The data processing method according to claim 8, wherein
Said comparing
Performing an addition process or a subtraction process between the number of shift operations and the difference between the position of the processing element itself and the part of the global address;
Switching the process of the addition / subtraction step between the addition process and the subtraction process according to the sign of the difference;
Determining whether the output of the addition / subtraction means is zero;
Selecting one ring bus from which the parallel processing data is taken out of the two ring buses according to the sign of the difference,
The global address portion is the global address of the read-only parameter data to be accessed that specifies the position on the at least one ring bus of the processing element in which the read-only parameter data to be accessed is stored Part of
The data processing method, wherein the number of shift operations is given as an unsigned value, and the difference is given as a signed value.

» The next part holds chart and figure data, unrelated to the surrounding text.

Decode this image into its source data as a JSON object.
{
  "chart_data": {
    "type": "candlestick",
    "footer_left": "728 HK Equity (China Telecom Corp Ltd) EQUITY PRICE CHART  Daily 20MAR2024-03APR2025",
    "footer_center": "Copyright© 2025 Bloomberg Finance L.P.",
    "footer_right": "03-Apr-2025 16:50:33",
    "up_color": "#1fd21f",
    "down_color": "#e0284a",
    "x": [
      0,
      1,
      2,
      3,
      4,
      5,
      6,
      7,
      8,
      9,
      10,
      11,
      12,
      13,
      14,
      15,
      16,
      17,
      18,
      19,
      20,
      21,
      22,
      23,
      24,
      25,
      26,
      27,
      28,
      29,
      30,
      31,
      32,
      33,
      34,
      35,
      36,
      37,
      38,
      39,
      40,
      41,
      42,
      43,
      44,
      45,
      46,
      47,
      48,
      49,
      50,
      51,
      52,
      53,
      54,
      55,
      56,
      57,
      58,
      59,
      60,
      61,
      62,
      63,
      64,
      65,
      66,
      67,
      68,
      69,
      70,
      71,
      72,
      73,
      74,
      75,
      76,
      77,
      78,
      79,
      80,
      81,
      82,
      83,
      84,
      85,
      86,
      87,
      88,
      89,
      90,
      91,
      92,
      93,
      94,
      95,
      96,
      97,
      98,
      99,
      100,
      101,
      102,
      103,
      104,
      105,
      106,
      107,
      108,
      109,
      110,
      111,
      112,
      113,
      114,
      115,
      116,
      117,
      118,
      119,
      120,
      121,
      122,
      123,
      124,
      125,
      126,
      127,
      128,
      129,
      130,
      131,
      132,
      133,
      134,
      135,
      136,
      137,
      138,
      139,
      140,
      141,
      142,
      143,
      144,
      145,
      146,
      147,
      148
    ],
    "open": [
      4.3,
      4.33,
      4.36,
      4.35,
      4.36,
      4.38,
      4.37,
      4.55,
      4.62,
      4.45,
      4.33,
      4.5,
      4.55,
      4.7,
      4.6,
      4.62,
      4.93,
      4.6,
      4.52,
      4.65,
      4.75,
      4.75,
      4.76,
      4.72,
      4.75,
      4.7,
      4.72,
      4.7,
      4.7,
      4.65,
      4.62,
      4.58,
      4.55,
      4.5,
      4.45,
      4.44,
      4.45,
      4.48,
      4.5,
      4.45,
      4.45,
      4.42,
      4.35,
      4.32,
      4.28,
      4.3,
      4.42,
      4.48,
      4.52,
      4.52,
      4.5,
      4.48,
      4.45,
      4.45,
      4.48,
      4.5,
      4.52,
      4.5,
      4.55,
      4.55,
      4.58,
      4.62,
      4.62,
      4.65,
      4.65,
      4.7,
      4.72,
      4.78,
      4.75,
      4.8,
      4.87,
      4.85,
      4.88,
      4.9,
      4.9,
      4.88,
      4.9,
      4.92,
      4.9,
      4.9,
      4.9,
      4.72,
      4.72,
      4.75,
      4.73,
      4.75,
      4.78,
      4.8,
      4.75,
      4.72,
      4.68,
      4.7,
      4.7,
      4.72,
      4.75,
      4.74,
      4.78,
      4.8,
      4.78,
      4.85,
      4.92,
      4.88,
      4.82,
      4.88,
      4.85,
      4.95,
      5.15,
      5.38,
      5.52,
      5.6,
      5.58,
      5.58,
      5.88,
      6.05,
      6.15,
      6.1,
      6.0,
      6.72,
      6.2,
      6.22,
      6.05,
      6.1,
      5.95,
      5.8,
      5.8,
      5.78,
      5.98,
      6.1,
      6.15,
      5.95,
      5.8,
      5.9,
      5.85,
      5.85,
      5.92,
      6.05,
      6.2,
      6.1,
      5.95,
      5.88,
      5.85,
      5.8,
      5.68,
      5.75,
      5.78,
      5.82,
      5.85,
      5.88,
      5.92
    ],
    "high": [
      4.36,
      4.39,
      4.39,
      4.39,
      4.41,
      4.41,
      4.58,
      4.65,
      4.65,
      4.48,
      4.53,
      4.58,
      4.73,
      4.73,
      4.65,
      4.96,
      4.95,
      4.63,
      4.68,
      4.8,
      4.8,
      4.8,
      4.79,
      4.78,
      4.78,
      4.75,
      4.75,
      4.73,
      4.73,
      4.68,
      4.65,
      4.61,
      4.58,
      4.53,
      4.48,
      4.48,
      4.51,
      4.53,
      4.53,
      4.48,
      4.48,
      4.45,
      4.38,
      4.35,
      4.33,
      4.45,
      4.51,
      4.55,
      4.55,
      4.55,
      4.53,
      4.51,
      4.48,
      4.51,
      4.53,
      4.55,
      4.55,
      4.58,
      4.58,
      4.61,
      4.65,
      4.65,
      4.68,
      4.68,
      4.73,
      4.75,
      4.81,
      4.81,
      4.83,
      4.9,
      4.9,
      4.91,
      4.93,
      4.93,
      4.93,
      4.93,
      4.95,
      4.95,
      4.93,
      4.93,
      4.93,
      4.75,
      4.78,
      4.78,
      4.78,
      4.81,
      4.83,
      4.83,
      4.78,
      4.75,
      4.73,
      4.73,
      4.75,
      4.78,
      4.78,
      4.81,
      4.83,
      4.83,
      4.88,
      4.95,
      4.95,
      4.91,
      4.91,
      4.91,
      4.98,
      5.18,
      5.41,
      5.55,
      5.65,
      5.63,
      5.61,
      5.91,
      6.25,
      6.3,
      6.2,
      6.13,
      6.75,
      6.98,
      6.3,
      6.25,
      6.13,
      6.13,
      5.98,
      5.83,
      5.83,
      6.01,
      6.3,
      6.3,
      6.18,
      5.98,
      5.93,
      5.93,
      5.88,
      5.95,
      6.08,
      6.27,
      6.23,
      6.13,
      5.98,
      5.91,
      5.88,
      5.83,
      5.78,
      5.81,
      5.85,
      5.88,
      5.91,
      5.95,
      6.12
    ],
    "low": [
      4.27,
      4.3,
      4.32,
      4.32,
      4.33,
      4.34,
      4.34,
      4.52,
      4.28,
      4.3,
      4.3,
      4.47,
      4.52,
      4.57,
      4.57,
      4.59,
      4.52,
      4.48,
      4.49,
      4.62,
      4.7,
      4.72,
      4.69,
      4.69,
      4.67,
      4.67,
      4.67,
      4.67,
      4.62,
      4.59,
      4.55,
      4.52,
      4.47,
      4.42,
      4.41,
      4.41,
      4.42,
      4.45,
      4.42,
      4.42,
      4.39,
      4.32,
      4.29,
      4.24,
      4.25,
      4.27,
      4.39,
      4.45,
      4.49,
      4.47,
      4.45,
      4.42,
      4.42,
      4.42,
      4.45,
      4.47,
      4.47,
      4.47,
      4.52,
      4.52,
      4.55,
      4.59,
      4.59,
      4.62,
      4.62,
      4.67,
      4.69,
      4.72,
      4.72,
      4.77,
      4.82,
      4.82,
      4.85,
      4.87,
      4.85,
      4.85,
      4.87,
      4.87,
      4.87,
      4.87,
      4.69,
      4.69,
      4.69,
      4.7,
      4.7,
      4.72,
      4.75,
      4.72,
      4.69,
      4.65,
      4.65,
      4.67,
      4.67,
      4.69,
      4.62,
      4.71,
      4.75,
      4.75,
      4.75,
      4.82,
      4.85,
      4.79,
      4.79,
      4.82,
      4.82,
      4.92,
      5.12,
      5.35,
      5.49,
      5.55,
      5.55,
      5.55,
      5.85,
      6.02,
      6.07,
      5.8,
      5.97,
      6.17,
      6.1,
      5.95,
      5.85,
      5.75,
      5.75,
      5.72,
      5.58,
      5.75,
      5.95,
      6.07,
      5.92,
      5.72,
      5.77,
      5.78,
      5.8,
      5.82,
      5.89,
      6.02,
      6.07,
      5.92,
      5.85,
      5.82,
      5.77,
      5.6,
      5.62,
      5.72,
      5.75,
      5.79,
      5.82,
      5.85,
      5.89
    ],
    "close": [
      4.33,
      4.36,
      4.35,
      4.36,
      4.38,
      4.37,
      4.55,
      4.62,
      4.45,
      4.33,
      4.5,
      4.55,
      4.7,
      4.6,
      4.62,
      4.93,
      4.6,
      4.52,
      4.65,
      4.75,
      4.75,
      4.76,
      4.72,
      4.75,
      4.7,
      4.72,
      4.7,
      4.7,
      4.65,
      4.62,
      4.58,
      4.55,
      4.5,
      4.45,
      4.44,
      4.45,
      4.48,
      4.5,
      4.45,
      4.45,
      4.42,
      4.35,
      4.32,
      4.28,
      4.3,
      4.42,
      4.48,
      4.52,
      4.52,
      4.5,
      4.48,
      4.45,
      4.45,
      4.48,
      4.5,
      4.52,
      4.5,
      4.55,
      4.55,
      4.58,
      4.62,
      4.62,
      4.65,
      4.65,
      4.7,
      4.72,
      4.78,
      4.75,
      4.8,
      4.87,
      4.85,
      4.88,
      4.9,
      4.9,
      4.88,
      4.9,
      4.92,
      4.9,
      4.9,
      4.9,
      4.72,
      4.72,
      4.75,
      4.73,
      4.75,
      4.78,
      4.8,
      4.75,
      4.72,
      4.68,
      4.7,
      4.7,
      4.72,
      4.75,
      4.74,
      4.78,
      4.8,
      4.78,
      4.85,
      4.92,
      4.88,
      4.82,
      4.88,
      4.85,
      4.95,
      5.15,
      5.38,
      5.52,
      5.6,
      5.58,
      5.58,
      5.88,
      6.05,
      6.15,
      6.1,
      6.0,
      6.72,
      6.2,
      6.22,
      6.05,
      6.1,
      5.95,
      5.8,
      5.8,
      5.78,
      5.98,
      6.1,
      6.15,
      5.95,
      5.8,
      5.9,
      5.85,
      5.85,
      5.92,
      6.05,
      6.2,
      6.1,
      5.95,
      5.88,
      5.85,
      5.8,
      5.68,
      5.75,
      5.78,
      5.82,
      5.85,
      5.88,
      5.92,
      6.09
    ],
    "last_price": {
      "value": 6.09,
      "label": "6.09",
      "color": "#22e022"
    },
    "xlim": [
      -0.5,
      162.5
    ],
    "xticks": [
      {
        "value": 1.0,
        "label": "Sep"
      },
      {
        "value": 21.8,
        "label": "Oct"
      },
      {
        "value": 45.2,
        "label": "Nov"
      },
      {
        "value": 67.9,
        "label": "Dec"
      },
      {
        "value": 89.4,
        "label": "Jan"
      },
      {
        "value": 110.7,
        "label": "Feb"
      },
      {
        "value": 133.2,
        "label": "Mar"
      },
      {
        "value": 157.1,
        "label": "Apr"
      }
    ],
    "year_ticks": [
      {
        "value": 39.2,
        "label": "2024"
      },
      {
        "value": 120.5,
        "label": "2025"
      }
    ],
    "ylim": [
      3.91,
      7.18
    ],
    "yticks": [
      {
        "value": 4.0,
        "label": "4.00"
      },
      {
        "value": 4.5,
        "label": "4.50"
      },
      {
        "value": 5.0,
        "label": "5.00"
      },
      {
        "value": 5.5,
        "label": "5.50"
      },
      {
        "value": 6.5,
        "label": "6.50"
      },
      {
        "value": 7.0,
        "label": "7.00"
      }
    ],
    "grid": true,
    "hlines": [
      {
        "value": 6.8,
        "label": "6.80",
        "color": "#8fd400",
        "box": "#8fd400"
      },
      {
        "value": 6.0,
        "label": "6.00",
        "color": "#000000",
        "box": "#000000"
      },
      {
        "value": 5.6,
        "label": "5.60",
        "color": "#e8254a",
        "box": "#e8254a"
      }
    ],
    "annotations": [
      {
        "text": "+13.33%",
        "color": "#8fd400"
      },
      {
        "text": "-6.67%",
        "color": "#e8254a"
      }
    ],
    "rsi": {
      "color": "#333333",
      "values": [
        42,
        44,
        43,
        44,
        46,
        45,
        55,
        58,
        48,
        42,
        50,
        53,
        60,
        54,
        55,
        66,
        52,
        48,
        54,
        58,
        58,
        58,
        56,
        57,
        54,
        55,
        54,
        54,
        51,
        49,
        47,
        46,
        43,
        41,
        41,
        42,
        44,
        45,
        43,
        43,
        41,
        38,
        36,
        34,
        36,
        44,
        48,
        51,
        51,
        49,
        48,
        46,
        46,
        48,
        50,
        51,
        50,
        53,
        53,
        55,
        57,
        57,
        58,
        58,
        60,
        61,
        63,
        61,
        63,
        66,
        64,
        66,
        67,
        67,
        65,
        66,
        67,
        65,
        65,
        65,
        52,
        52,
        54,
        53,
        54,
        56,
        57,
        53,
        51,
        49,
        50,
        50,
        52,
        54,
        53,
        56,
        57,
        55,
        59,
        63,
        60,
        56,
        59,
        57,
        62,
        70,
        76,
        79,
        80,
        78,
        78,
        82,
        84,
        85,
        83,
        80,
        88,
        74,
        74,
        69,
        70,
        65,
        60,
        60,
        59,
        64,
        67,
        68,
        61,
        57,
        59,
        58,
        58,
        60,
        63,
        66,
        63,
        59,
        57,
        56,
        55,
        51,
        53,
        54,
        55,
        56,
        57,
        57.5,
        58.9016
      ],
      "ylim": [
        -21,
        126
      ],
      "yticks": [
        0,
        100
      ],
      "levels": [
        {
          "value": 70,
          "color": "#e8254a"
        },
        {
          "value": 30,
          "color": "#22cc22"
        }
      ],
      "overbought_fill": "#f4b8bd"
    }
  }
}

A data memory for storing data;
A plurality of processing elements for performing parallel processing, wherein the address of the read-only parameter data in the data memory is divided into a first part and a second part at bit positions corresponding to the number of the plurality of processing elements Processing elements,
A plurality of internal memories each distributed corresponding to one of the plurality of processing elements and storing the read-only parameter data from the data memory;
At least one ring bus connected to the plurality of processing elements to transfer the read-only parameter data retrieved from the internal memory at an address corresponding to the first portion;
A central processor for counting the number of shift operations of the read-only parameter data on the at least one ring bus, and a data processing system for parallel processing comprising:
The plurality of processing elements simultaneously place read-only parameter data on the ring bus based on a comparison result between the number of shift operations and the difference between the position of the processing element itself and the global address portion. A data processing system for performing parallel processing for acquiring the read-only parameter data from the at least one ring bus.
Here, the portion of the global address designates a position on the at least one ring bus of the processing element in which the read-only parameter data to be accessed is stored, and corresponds to the second portion This is the global address portion of the read-only parameter data to be accessed.